Meskipun memiliki kepentingan budaya dan ekonomi, emas bukanlah logam langka, melainkan sulit diakses.
Menurut Matthias Willbold, dari Universitas Göttingen, sekitar 99,9% logam mulia bumi terperangkap jauh di dalam inti planet. Ketika Bumi terbentuk 4,54 miliar tahun yang lalu dari puing-puing yang mengorbit Matahari muda, bumi awalnya berbentuk cair. Unsur-unsur berat, seperti besi, tenggelam, menyeret bersamanya apa yang disebut unsur “siderofil” – yaitu unsur yang mengikat besi – termasuk emas, platina, dan tungsten.
Selama beberapa dekade, para ilmuwan percaya bahwa logam-logam ini tetap tersegel di dalam inti, hampir 3000 kilometer di bawah permukaan. Namun semakin banyak bukti yang menunjukkan bahwa cerita ini mungkin lebih kompleks.
Menurut Fokus Sainssebuah penjelasan kuno berpendapat bahwa logam mulia yang ditemukan di mantel dan kerak bumi kemudian dibawa oleh meteorit selama periode yang dikenal sebagai Pengeboman Besar Akhir, sekitar 3,9 miliar tahun yang lalu. Dampak asteroid akan terjadi memperkaya mantelnya lagi dengan emas dan unsur-unsur berat lainnya setelah inti terbentuk, mencegahnya tenggelam lebih jauh.
Namun, teori yang bersaing mengusulkan bahwa Inti bumi mungkin “bocor” jumlah minimum bahan ke atas. Petunjuknya berasal dari anomali isotop halus pada unsur-unsur seperti tungsten dan rutenium, yang ditemukan pada batuan vulkanik yang terkait dengan bulu mantel dalam, seperti yang berada di bawah Hawaii dan Islandia. Beberapa peneliti berpendapat bahwa anomali ini menunjukkan sisa pencampuran antara bahan inti dan mantel selama miliaran tahun.

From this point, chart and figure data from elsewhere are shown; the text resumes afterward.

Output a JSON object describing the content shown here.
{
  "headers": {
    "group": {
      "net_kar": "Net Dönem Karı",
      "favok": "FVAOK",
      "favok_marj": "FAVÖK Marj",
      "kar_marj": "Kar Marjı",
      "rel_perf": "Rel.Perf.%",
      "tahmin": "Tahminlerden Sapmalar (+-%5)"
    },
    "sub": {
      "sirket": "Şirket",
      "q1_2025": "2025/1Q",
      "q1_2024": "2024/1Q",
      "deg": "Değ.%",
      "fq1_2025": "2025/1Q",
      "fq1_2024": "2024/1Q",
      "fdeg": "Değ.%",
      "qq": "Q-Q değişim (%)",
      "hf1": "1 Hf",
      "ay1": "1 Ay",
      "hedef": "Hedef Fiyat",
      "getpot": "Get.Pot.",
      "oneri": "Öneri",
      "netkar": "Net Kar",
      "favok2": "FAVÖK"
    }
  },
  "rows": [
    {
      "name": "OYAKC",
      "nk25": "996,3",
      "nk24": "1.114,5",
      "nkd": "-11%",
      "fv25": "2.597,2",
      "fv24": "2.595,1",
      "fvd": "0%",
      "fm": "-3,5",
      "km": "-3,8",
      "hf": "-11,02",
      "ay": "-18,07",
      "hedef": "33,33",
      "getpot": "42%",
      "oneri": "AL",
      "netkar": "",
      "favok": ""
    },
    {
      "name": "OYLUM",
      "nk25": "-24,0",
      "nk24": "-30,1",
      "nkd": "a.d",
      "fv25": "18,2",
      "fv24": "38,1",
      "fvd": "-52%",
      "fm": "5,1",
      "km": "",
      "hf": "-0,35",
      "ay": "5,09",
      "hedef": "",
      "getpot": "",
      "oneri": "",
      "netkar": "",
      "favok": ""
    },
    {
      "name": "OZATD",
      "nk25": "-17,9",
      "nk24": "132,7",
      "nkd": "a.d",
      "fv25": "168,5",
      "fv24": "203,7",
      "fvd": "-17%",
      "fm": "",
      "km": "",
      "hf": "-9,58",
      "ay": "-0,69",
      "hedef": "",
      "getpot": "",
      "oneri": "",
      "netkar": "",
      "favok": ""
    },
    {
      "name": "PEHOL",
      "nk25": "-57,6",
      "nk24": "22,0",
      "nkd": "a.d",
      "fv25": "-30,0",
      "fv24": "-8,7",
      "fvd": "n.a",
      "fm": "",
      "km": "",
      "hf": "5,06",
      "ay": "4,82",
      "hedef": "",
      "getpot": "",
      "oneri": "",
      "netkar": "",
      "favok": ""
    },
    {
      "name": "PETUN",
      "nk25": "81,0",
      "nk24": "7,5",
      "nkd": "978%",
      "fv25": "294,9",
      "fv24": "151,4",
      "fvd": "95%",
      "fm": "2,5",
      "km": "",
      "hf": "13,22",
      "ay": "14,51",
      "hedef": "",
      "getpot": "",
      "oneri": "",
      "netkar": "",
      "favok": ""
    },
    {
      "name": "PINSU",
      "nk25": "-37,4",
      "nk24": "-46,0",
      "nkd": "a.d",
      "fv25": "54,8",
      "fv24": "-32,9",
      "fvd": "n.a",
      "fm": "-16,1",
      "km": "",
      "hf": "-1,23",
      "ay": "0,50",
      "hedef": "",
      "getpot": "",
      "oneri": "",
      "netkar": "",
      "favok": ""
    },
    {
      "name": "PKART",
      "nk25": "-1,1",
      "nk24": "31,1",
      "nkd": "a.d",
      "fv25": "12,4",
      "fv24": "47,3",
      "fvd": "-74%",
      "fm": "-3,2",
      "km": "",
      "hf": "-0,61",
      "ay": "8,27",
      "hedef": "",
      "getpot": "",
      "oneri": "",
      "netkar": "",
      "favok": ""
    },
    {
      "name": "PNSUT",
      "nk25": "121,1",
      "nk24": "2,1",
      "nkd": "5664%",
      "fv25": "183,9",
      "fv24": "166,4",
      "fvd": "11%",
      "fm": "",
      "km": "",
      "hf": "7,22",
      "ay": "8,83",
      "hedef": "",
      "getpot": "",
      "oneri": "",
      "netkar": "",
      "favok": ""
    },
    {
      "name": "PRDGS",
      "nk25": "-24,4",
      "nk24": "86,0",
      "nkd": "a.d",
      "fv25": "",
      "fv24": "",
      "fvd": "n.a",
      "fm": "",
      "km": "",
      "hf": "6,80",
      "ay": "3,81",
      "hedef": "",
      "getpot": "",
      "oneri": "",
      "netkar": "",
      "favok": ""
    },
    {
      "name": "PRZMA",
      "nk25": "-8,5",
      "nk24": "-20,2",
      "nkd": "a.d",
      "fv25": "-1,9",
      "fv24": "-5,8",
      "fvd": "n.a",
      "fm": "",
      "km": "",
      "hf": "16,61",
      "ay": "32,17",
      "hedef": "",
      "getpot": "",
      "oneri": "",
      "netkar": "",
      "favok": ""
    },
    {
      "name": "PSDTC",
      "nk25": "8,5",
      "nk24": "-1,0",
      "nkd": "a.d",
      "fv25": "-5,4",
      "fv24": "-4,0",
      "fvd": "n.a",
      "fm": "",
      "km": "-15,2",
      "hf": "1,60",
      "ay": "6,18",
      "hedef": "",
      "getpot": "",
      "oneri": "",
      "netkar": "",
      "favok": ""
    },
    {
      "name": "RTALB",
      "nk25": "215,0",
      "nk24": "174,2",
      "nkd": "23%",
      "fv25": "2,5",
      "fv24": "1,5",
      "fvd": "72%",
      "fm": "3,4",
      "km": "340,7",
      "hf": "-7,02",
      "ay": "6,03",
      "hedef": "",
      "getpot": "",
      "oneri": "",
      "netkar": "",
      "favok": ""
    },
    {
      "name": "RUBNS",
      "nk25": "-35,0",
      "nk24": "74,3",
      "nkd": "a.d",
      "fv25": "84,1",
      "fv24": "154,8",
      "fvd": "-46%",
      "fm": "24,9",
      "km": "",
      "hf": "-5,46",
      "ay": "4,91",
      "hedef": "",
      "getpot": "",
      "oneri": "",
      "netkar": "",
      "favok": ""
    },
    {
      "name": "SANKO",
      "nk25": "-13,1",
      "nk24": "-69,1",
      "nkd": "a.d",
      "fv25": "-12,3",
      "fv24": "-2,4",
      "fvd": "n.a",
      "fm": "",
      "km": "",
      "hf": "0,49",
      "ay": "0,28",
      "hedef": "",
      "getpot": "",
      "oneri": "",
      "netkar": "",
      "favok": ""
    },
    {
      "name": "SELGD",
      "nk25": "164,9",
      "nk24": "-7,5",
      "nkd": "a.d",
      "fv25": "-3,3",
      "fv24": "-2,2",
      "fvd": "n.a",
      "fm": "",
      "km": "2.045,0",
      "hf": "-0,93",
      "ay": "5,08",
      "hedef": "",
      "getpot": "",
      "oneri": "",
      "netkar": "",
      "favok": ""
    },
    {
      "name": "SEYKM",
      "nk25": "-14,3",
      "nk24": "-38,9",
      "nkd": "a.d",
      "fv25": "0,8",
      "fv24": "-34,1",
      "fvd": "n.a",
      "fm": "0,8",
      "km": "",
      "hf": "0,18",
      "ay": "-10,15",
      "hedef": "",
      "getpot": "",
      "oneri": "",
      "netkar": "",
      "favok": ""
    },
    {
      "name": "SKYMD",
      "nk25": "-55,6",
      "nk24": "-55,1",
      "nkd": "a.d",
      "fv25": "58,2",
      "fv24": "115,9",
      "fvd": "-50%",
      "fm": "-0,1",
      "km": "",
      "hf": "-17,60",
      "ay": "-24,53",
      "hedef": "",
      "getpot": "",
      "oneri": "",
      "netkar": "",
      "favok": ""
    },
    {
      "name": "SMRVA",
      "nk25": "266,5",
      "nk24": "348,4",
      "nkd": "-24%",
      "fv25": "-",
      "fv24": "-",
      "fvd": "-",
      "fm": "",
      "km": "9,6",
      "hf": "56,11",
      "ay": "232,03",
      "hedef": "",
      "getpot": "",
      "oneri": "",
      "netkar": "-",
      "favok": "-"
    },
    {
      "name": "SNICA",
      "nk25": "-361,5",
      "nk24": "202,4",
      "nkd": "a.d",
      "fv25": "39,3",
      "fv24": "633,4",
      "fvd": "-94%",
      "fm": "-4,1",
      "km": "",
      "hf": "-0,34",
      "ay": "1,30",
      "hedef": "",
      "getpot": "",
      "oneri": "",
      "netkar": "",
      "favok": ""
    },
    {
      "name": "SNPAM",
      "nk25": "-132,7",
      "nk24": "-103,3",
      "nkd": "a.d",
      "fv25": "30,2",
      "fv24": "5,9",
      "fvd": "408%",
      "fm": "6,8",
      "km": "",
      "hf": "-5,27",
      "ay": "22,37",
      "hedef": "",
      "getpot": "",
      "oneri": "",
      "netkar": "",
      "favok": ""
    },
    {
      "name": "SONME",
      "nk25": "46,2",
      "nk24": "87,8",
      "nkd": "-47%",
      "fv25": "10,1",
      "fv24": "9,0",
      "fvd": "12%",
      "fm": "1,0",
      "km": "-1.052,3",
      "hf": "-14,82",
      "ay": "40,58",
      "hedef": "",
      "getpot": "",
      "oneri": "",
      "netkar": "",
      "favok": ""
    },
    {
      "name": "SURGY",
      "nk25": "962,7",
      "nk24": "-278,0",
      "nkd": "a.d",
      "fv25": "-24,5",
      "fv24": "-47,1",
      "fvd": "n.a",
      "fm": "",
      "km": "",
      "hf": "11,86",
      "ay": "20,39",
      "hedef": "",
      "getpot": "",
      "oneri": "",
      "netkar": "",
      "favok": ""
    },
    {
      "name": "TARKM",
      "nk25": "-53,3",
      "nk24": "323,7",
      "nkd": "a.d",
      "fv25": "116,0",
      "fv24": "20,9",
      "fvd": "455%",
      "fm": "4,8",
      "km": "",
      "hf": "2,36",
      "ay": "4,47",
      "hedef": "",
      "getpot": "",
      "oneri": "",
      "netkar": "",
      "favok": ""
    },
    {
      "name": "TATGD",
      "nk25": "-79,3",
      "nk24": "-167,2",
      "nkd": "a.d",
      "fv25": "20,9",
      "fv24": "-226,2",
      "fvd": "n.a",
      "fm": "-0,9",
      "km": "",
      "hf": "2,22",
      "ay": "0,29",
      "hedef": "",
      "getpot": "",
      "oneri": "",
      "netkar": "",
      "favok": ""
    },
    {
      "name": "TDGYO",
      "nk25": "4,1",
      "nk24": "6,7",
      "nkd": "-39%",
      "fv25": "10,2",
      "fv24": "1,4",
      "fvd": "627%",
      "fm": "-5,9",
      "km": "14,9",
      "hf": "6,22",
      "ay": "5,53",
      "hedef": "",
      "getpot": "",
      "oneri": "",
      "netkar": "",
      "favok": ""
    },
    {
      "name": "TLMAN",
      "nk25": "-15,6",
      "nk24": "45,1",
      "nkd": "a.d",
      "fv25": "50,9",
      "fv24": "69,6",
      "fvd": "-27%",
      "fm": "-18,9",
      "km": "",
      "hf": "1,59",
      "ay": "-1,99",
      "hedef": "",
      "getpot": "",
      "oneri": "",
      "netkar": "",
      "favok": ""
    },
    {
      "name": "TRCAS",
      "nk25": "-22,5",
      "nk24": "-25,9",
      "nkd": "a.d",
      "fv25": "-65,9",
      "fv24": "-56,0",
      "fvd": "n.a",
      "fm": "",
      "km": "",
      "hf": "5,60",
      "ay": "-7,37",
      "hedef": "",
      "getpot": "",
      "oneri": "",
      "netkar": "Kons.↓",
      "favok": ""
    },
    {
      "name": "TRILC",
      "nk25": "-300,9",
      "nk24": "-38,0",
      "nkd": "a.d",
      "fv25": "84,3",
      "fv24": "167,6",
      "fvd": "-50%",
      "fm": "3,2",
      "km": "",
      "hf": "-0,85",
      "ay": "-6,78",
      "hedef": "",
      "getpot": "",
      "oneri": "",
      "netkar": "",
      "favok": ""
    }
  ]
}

Tidak semua ilmuwan yakin, bahkan ada yang berteori demikian dua dampak meteoritdengan sendirinya, dapat menjelaskan ciri-ciri isotop. Jika kebocoran inti tersebar luas, bukti serupa akan muncul pada unsur siderofil lainnya, yang hingga saat ini sebagian besar belum terjadi.
Menambahkan lapisan lain ke teka-teki ini adalah helium. Tingginya rasio helium-3 primordial yang terdeteksi dalam gumpalan vulkanik dalam menunjukkan adanya material dari sejarah awal Bumi masih mencapai permukaan. Apakah gas ini berasal dari mantel atau bahkan lebih dalam di inti masih belum diketahui.
Meskipun upaya penyelamatan diri hanya memerlukan jumlah kecil, dampaknya sangat besar. Pertukaran jangka panjang antara inti dan mantel dapat membentuk medan magnet bumi, aktivitas vulkanik, dan kehidupan geologis secara keseluruhan.
Perbandingan dengan Mars dan Venus menyoroti pentingnya hal ini. Mars mendingin dengan cepat dan kehilangan perisai magnetnyasedangkan Venus tidak memiliki lempeng tektonik untuk mengatur panas internal. Bumi nampaknya menempati jalan tengah yang rumit, dengan lapisan-lapisannya masih saling berinteraksi.
Apakah deposit emas seperti Wangu berasal dari dampak asteroid kuno atau inti yang “bernafas” secara perlahan, para ilmuwan mengatakan jawabannya akan membentuk kembali pemahaman kita tidak hanya tentang masa lalu Bumi, tetapi juga tentang apa yang membuat planet seperti kita mampu mendukung kehidupan.